La cámara JANUS, protagonista de las nuevas imágenes del cometa, está equipada con un sensor de alta sensibilidad y un sistema de filtros que le permite trabajar tanto en el rango visible como en el cercano al infrarrojo. Estas características facilitan el estudio de la actividad superficial de los cuerpos observados y la identificación de distintos tipos de hielos y minerales, capacidades que serán decisivas cuando llegue el momento de cartografiar las lunas de Júpiter.
En el caso de 3I/ATLAS, JANUS ha permitido no solo distinguir la estructura de la envoltura gaseosa, sino también estimar parámetros básicos del núcleo, como su tamaño aproximado y la distribución de las zonas de emisión activa.

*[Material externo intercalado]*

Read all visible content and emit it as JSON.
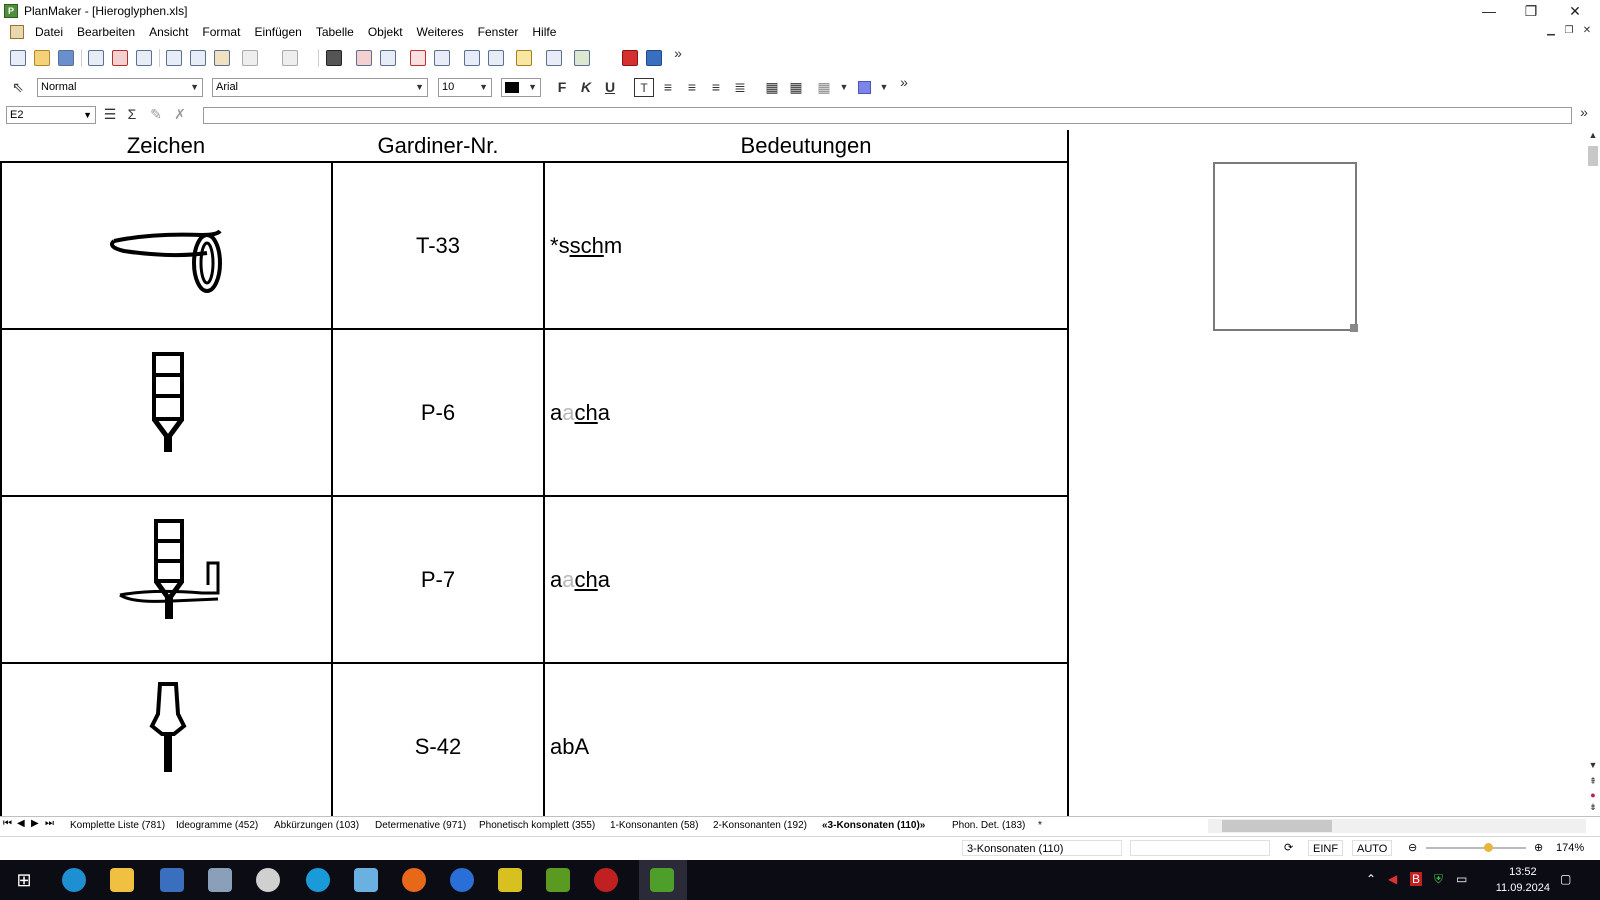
{
  "window": {
    "title": "PlanMaker - [Hieroglyphen.xls]",
    "app_icon": "P",
    "controls": [
      "—",
      "❐",
      "✕"
    ]
  },
  "menu": {
    "items": [
      "Datei",
      "Bearbeiten",
      "Ansicht",
      "Format",
      "Einfügen",
      "Tabelle",
      "Objekt",
      "Weiteres",
      "Fenster",
      "Hilfe"
    ]
  },
  "format_bar": {
    "style": "Normal",
    "font": "Arial",
    "size": "10",
    "bold": "F",
    "italic": "K",
    "underline": "U",
    "more": "»"
  },
  "formula_bar": {
    "cell_ref": "E2",
    "value": ""
  },
  "sheet": {
    "headers": [
      "Zeichen",
      "Gardiner-Nr.",
      "Bedeutungen"
    ],
    "rows": [
      {
        "glyph": "lasso-sign",
        "gardiner": "T-33",
        "meaning_parts": [
          {
            "t": "*",
            "s": ""
          },
          {
            "t": "s",
            "s": ""
          },
          {
            "t": "sch",
            "s": "ul"
          },
          {
            "t": "m",
            "s": ""
          }
        ]
      },
      {
        "glyph": "stand-sign",
        "gardiner": "P-6",
        "meaning_parts": [
          {
            "t": "a",
            "s": ""
          },
          {
            "t": "a",
            "s": "faint"
          },
          {
            "t": "ch",
            "s": "ul"
          },
          {
            "t": "a",
            "s": ""
          }
        ]
      },
      {
        "glyph": "mast-with-hand-sign",
        "gardiner": "P-7",
        "meaning_parts": [
          {
            "t": "a",
            "s": ""
          },
          {
            "t": "a",
            "s": "faint"
          },
          {
            "t": "ch",
            "s": "ul"
          },
          {
            "t": "a",
            "s": ""
          }
        ]
      },
      {
        "glyph": "baton-sign",
        "gardiner": "S-42",
        "meaning_parts": [
          {
            "t": "abA",
            "s": ""
          }
        ]
      }
    ]
  },
  "tabs": {
    "items": [
      "Komplette Liste (781)",
      "Ideogramme (452)",
      "Abkürzungen (103)",
      "Determenative (971)",
      "Phonetisch komplett (355)",
      "1-Konsonanten (58)",
      "2-Konsonanten (192)",
      "«3-Konsonaten (110)»",
      "Phon. Det. (183)",
      "*"
    ],
    "active_index": 7
  },
  "status": {
    "sheet": "3-Konsonaten (110)",
    "insert_mode": "EINF",
    "calc_mode": "AUTO",
    "zoom": "174%"
  },
  "taskbar": {
    "time": "13:52",
    "date": "11.09.2024"
  },
  "colors": {
    "grid_line": "#000000",
    "taskbar_bg": "#0c0c14",
    "faint_text": "#b8b8b8"
  }
}
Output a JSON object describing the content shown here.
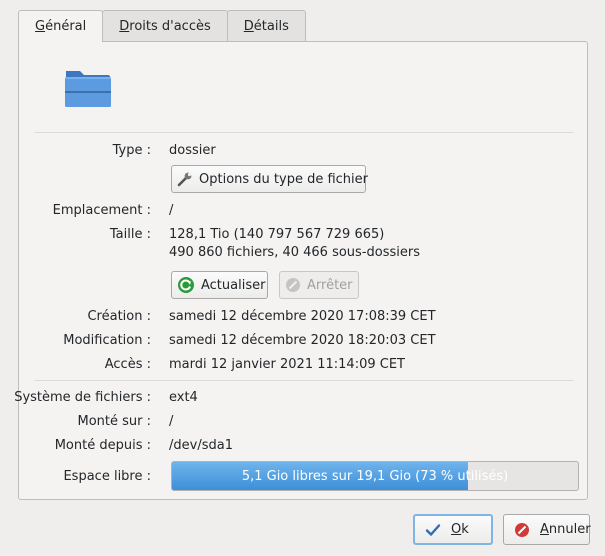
{
  "tabs": [
    {
      "label": "Général",
      "mnemonic": "G",
      "rest": "énéral",
      "active": true
    },
    {
      "label": "Droits d'accès",
      "mnemonic": "D",
      "rest": "roits d'accès",
      "active": false
    },
    {
      "label": "Détails",
      "mnemonic": "D",
      "rest": "étails",
      "active": false
    }
  ],
  "icons": {
    "folder": "folder-icon",
    "file_type_options": "wrench-icon",
    "refresh": "refresh-icon",
    "stop": "stop-icon",
    "ok": "checkmark-icon",
    "cancel": "cancel-icon"
  },
  "general": {
    "type": {
      "label": "Type :",
      "value": "dossier"
    },
    "file_type_options_button": "Options du type de fichier",
    "location": {
      "label": "Emplacement :",
      "value": "/"
    },
    "size": {
      "label": "Taille :",
      "value_line1": "128,1 Tio (140 797 567 729 665)",
      "value_line2": "490 860 fichiers, 40 466 sous-dossiers"
    },
    "refresh_button": "Actualiser",
    "stop_button": "Arrêter",
    "created": {
      "label": "Création :",
      "value": "samedi 12 décembre 2020 17:08:39 CET"
    },
    "modified": {
      "label": "Modification :",
      "value": "samedi 12 décembre 2020 18:20:03 CET"
    },
    "accessed": {
      "label": "Accès :",
      "value": "mardi 12 janvier 2021 11:14:09 CET"
    },
    "filesystem": {
      "label": "Système de fichiers :",
      "value": "ext4"
    },
    "mounted_on": {
      "label": "Monté sur :",
      "value": "/"
    },
    "mounted_from": {
      "label": "Monté depuis :",
      "value": "/dev/sda1"
    },
    "free_space": {
      "label": "Espace libre :",
      "text": "5,1 Gio libres sur 19,1 Gio (73 % utilisés)",
      "used_percent": 73
    }
  },
  "buttons": {
    "ok": {
      "label": "Ok",
      "mnemonic": "O",
      "rest": "k"
    },
    "cancel": {
      "label": "Annuler",
      "mnemonic": "A",
      "rest": "nnuler"
    }
  },
  "colors": {
    "accent": "#3d8fd8",
    "progress_fill": "#5aa3e4",
    "refresh_green": "#2a9b3a",
    "cancel_red": "#d03a3a",
    "focus_border": "#7fb4e3"
  }
}
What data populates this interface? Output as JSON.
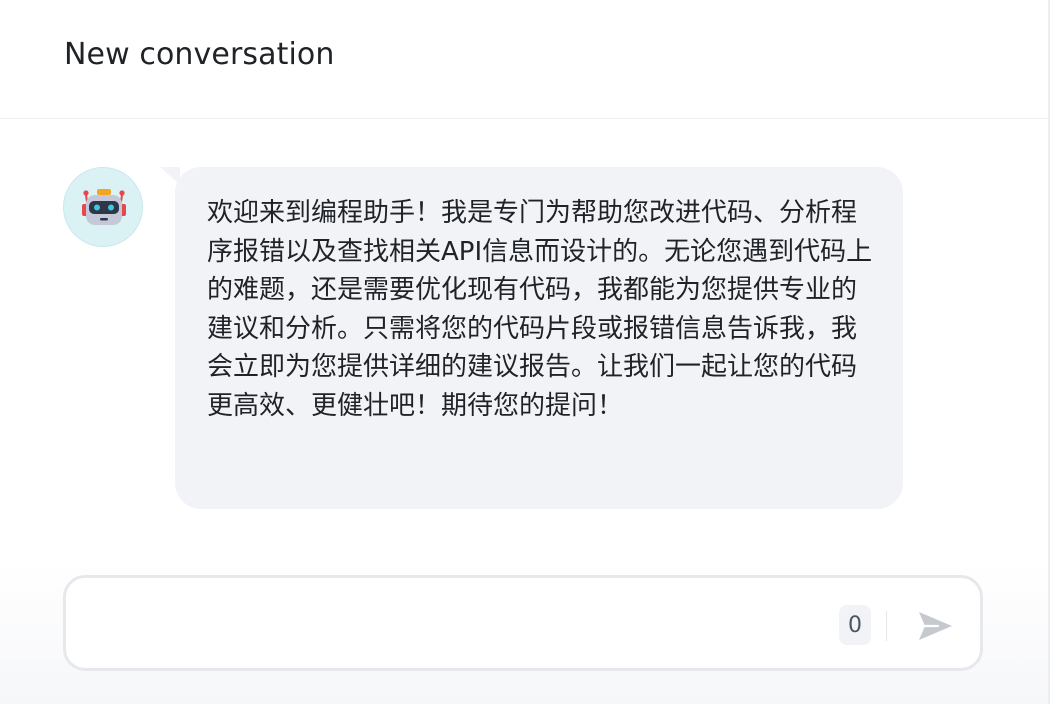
{
  "header": {
    "title": "New conversation"
  },
  "messages": [
    {
      "role": "assistant",
      "avatar": "robot-icon",
      "text": "欢迎来到编程助手！我是专门为帮助您改进代码、分析程序报错以及查找相关API信息而设计的。无论您遇到代码上的难题，还是需要优化现有代码，我都能为您提供专业的建议和分析。只需将您的代码片段或报错信息告诉我，我会立即为您提供详细的建议报告。让我们一起让您的代码更高效、更健壮吧！期待您的提问！"
    }
  ],
  "composer": {
    "value": "",
    "char_count": "0",
    "send_icon": "send-icon"
  },
  "colors": {
    "bubble": "#f2f3f7",
    "avatar_bg": "#daf2f4",
    "send_icon": "#c6c9cf",
    "border": "#e6e8ec"
  }
}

Esta información será comparada con los resultados espectrométricos para obtener un panorama lo más completo posible.
Mientras Juice continúa su trayectoria hacia el sistema joviano, la ESA destaca que este tipo de observaciones “de oportunidad” refuerzan el valor científico global de la misión. Además de preparar a los equipos para los retos técnicos que enfrentarán en Júpiter, aportan datos inéditos sobre fenómenos transitorios que difícilmente podrían estudiarse desde la Tierra.
Todo apunta a que las nuevas imágenes del cometa 3I/ATLAS se convertirán en una referencia obligada para entender cómo se comportan los objetos interestelares cuando se aventuran por el interior del Sistema Solar, ofreciendo a Europa y al resto del mundo científico una visión privilegiada de un viajero que pronto desaparecerá de nuestro alcance, pero del que todavía queda mucho por aprender a partir de los datos recopilados.